There were some little clumps of cedars on the slope just south of the assembly hall, as it stood there on the low ground midway between the head-quarters houses on the ridge to the south, and the even less commodious cottages of the puny garrison. There was a boardwalk of creaking pine, leading across the shallow ravine, for it sometimes rained up here in the mountains, though it never seemed to in the deep, arid valleys to the east. Then there was a gravel path stretching away toward the garrison houses north and north-east, and one, still narrower and crookeder, winding up among the pines and cedars and disappearing over the top of the knoll, where the broad veranda of the general's mansion overlooked the entire scene. Sometimes when the evenings were warm and the dancers flushed, and sometimes even when there was no such excuse, young couples were wont to saunter out in the starlight for air and sentiment and "spooning." Already Willett knew the labyrinth, and welcomed the excuse to lead her forth, his arm almost supporting her. It was about eleven. The elders were absorbing mild refreshments at the moment. The musicians were glad of a rest, a sandwich and a cup of coffee, and a puff at a pipe before again resuming their melodious, if monotonous, labor. The windows of the assembly room were so near the ground that it was easy for these who did not attend the dances to supervise from without, and it often happened that a fringe of respectfully admiring spectators would surround the building until the late roll-call summoned the soldier circle away.
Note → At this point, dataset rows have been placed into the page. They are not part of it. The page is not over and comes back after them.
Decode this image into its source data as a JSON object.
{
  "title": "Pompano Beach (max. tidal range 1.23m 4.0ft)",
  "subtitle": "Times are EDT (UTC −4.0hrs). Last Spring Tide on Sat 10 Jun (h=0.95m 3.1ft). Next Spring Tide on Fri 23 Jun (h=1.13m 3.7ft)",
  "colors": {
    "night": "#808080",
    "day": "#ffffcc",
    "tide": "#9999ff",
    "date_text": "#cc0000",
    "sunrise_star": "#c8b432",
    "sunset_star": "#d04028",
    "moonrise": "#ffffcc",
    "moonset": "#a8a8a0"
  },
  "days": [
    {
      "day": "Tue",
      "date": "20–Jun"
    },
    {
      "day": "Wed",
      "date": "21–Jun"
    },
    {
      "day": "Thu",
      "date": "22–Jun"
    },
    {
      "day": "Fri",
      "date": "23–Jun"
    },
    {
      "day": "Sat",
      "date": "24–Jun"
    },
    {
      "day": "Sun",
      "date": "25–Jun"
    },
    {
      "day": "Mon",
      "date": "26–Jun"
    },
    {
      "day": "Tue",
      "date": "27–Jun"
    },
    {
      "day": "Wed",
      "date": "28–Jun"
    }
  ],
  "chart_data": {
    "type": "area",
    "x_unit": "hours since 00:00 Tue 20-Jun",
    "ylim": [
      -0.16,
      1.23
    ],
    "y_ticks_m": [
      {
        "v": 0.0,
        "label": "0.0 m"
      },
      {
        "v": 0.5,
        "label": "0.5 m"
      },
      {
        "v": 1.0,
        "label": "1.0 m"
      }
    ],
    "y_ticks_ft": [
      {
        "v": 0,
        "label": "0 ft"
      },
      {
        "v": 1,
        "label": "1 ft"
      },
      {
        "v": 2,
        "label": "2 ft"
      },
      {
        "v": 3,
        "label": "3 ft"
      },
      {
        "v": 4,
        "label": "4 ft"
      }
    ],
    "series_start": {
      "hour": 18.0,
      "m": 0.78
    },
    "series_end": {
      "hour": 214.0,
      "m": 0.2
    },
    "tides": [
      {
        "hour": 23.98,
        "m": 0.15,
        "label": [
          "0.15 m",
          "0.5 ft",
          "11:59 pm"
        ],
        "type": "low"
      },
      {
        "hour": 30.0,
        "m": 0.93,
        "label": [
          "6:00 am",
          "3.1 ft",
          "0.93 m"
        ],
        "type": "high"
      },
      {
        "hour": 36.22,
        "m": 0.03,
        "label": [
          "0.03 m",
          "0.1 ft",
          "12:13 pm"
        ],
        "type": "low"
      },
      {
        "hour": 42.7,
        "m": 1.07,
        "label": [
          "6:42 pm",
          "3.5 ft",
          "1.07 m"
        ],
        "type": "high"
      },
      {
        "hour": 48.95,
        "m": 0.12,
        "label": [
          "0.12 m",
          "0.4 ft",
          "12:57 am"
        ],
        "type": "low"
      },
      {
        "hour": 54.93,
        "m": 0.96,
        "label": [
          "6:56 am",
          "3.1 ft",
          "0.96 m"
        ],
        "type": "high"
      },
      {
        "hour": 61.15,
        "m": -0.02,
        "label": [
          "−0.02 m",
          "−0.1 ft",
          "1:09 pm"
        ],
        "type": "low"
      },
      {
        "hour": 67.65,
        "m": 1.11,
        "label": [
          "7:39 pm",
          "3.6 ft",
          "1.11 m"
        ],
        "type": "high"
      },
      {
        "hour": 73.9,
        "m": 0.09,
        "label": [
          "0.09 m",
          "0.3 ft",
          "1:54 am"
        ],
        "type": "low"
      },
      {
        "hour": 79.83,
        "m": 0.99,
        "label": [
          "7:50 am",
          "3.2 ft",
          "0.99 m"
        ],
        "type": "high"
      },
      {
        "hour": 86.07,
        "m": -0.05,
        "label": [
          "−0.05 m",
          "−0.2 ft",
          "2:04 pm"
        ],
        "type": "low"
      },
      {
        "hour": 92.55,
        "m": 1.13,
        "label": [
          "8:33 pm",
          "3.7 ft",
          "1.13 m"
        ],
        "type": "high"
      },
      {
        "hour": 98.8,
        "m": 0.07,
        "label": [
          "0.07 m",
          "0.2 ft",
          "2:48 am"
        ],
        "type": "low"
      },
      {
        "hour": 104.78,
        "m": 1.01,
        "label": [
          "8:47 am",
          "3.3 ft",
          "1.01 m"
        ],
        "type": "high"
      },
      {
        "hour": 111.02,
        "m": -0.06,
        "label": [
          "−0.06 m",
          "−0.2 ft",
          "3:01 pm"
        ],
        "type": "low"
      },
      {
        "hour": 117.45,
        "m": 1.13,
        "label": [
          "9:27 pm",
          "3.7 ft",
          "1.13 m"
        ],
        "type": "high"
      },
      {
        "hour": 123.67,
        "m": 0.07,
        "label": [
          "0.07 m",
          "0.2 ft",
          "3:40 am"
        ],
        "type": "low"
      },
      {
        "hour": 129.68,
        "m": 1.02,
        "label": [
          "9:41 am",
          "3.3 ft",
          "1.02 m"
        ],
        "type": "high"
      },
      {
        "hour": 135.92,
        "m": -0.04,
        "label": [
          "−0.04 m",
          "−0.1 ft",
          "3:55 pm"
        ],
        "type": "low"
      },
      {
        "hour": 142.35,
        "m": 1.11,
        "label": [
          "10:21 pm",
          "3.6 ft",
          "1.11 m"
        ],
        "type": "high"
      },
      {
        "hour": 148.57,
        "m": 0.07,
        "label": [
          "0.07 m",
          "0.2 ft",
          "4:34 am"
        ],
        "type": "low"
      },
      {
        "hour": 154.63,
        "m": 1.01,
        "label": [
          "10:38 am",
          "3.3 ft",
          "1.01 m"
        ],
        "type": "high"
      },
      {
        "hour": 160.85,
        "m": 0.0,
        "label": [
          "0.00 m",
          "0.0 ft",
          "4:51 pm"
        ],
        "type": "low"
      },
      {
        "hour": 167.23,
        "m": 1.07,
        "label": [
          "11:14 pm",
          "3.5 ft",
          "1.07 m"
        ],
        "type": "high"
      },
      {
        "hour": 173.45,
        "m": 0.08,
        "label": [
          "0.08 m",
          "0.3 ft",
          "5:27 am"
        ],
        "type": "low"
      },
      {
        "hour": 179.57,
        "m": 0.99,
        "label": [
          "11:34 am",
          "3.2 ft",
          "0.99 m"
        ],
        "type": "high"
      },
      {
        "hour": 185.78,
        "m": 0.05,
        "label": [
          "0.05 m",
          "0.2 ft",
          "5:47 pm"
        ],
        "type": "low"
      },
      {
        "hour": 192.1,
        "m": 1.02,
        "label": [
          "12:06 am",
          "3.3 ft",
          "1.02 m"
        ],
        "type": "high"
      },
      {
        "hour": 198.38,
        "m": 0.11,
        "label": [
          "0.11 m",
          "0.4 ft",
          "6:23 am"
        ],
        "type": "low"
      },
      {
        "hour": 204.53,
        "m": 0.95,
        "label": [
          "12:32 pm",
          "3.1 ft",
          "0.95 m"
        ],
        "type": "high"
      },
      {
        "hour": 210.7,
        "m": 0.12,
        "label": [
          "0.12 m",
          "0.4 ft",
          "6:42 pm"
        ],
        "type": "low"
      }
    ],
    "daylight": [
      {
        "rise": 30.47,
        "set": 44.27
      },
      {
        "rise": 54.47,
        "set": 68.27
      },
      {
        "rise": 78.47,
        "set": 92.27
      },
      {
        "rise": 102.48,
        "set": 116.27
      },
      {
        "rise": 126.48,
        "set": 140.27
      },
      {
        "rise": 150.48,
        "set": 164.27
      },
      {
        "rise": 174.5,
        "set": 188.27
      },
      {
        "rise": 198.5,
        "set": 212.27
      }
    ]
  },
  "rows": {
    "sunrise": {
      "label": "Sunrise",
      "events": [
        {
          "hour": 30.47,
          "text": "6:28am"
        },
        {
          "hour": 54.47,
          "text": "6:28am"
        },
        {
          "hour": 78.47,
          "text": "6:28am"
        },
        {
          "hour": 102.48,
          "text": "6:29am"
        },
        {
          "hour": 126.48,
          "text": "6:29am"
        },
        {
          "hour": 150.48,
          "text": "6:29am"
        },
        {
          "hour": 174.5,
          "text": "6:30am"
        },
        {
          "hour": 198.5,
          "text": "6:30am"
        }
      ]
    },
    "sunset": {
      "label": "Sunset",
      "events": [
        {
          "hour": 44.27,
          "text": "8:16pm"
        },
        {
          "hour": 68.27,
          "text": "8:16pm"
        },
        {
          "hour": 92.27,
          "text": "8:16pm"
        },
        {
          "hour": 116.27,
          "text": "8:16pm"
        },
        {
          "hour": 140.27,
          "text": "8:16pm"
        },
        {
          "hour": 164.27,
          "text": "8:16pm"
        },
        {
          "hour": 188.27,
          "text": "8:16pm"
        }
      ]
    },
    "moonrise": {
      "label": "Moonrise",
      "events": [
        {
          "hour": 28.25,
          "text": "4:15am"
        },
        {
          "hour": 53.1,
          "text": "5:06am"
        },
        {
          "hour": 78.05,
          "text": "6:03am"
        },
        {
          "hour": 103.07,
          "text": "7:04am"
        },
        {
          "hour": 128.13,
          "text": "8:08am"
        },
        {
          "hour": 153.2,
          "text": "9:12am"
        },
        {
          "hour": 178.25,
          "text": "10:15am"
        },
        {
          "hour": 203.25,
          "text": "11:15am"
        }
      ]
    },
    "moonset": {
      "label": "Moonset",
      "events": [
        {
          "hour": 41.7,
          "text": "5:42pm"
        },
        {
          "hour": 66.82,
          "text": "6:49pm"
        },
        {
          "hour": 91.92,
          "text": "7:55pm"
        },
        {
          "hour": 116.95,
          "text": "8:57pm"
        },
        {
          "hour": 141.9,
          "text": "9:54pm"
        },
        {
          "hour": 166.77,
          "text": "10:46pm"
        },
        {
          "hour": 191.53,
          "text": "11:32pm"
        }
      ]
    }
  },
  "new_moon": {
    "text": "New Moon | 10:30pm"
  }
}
And yet this Thursday night there were two or three little parties peering in at the southward windows, some of whom came down from the general's quarters very late. To Mrs. Crook's laughing suggestion that they should "toddle down after tea" Mrs. Archer had entered gentle protest. It was too late. They were not dressed. She feared Lilian was too tired. What mother would not oppose her precious daughter's making her appearance at a dance in travelling garb, after a day of driving? To her mother's protest Lilian had at first made no rejoinder. The flush of the first few minutes of welcomed arrival soon left her winsome face, and the resultant pallor emphasized her mother's edict—that she was too tired. But it was not long before they noted, all of them—father, mother and hostess—that her thoughts were only there at the dance, that her ears were attentive only to the strains of music that, once in a while, came wafting upward from the hall, and when a little later, refreshed by tea and a bountiful supper, they again returned to the parlor and the sound of the dance, Mrs. Crook caught the longing in Lilian's eyes.

"Oh, come," she said, "let's just run down a few minutes and peep in; Lilian wants to see, and I'll send word in, sidewise, that will bring somebody out with a jump."

They seized their wraps and started, Archer gallantly tendering his arm to the commander's wife, but she would none of it. "Nonsense! I've got to pilot you! That walk is steep and crooked and pitch dark when you get among the cedars. I want to chat with Mrs. Archer," and the old soldier thanked her in his heart. More than ever before he wished to have that arm about his own little girl this night. Was it possible she too felt the premonition that had come to him? Had her mother, after all, told her of the little hints they had received? Something had come. He could swear it. Something to make her strangely silent, but eager, fluttering, nervous—something that prompted her as they neared the building, and the little hand clinging to her father's arm shook with strange excitement, to bend forward close to their friend and hostess, and just as the latter was about to hail some young officer on the steps, Lilian interposed. "Oh—please," was all she said, but her fingers had caught the fluttering fold of the mantle, and Mrs. Crook turned at once. "You'd rather not?" she asked, with quick, sympathetic understanding. "I won't then. Plenty of time. Let's watch the dance first."

And so saying she had marshalled them close to the southward windows, Lilian and her father at the near-most, she and Mrs. Archer going on to the next.